Wednesday, August 17, 2011

PULLING THROUGH…

Okay, so last night I did my good deed for the week! JRs girlfriend recently graduated cosmetology school & passed her state board exam so now she’s interviewing at area salons hoping to acquire gainful employ to payoff her school debt. There’s a place just a couple doors down the strip mall from Helga’s House of Pain that she’d really like to get into as they have great hours, the manager enjoys teaching new stylists her skills & apparently it doesn’t pay too bad for a beginner either BUT here was the catch; before receiving a job offer from them part of the interview was to arrange & cut first a ladies hair then a guys. Now you’d think JR would be the logical guinea pig here but he keeps his hair buzzed since he performs physical labor in a semi air conditioned factory all day SOOO dad “volunteered!” Now, let’s keep in mind that my hair is just now growing back from her “practice session” the weekend before her board exam so I wasn’t exactly thrilled but hey, she needed a victim & I was “nearing” the need for a trim LOL! All went pretty well so hopefully today she’ll get a happy phone call soon.

Afterwards I “buzzed” over to the side job & knocked out a couple parts then had a great phone call with a dear friend on the way home. Slept half ways decent; (2) 3 hour naps with odd dreams about my long since passed parents but nothing TOO bizarre, then cruised on into Helga’s House of Pain & cranked out 280 HIIT cardio calories, partly on the upright bike & partly on the hill climbing dreadmill with 83,600 LBs of core iron crunched, twisted & extended in the middle!

Showered, dressed, then battled the Memphis morning morons through a mean, nasty, wicked, thunderstorm to reach the day job. I’m still haggling with the side job owners as they really want me to take over operations full time there BUT with all the capital investments they’ve made on new equipment lately they’re just biding some time, trying to make sure at least a couple of these new customers pan out so the cash flow remains safely adequate to absorb the hit I’d represent which is logic I can appreciate having been downsized by the Germans, out of the clear blue, back in early 2007.
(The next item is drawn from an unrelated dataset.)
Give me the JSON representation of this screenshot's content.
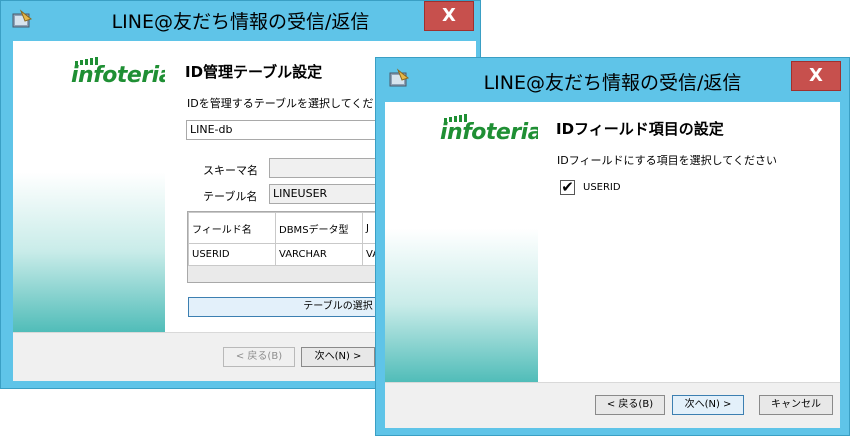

Been talking more with trainer Sam, both on the personal front for him & the training front for me. Poor dude is going through hell at home, I’d say 4 days a week. I REALLY have to hope the make up sex is AMAZING as it seems they’re ready to tear each other’s hearts out at least a couple times weekly but then keep patching things back up & he just doesn’t know which way to jump these days to which I can somewhat relate. On the training front he seems to think maybe I’m not quite ready, conditioning wise, for the hard focus 4 day resistance 2 day core & cardio split we’d worked out as after 6 weeks all I can really identify for it is a substantial increase in joint pain LOL! The scale AND the measurements are still basically stalled & I KNOW it’s mostly diet as the effort has been sincere on the iron so for the next few weeks I’m making increasingly serious efforts to tighten up the diet even further & switching to M, W, F core & HIIT cardio, then LBWO on Tues & UBWO on Thurs to see if I can get this train wreck moving again. The side job certainly isn’t helping fitness progress any as I end up breaking for dinner around 7PM then usually work on til 9-10, come home, usually snag a tablespoon of natty peanut butter & a cup of 1% milk, crash for a few hours, hit Helga’s by 6AM & start it all over.

On the personal swirl front I’m nearly as up in the air as Sam right now but without the fighting. No matter how dead things ever got between JRs mom & I we never really fought, I often think it would’ve actually been better if we would have. At least then we’d have gotten it all out on the table but ANYHOW, she keeps talking & acting like she wants to patch things up, make changes & make amends but then once in a while she lets her old stripes show, making some off the cuff comment, pulling some totally familiar stunt or voicing desire for some totally worthless but expensive trinket that makes me doubt there’s really any sincere inner change taking place but rather just a fear of being alone as she continues to go through her various physical / medical issues. Fear that she’s gonna end up a train wreck like her dad but not have anyone to take care of her like her mom always has for her dad.

After all of those years living numb then realizing what life & love can be like, no SHOULD be like, I just can’t stand the thoughts of going back to numb but also just CAN NOT handle the roller coaster things have been this year either so, like I said, I’m JUST about as bad as Sam LOL!

Rock on pals!!! Some time zones are already over the hump & it’s rapidly approaching Memphis so let’s all; work hard, train hard, play hard & love deeply!!! I’m still averaging about a 3 outta 4 most days but dammit! One of these days that 4 is gonna light up the scoreboard again somehow!!!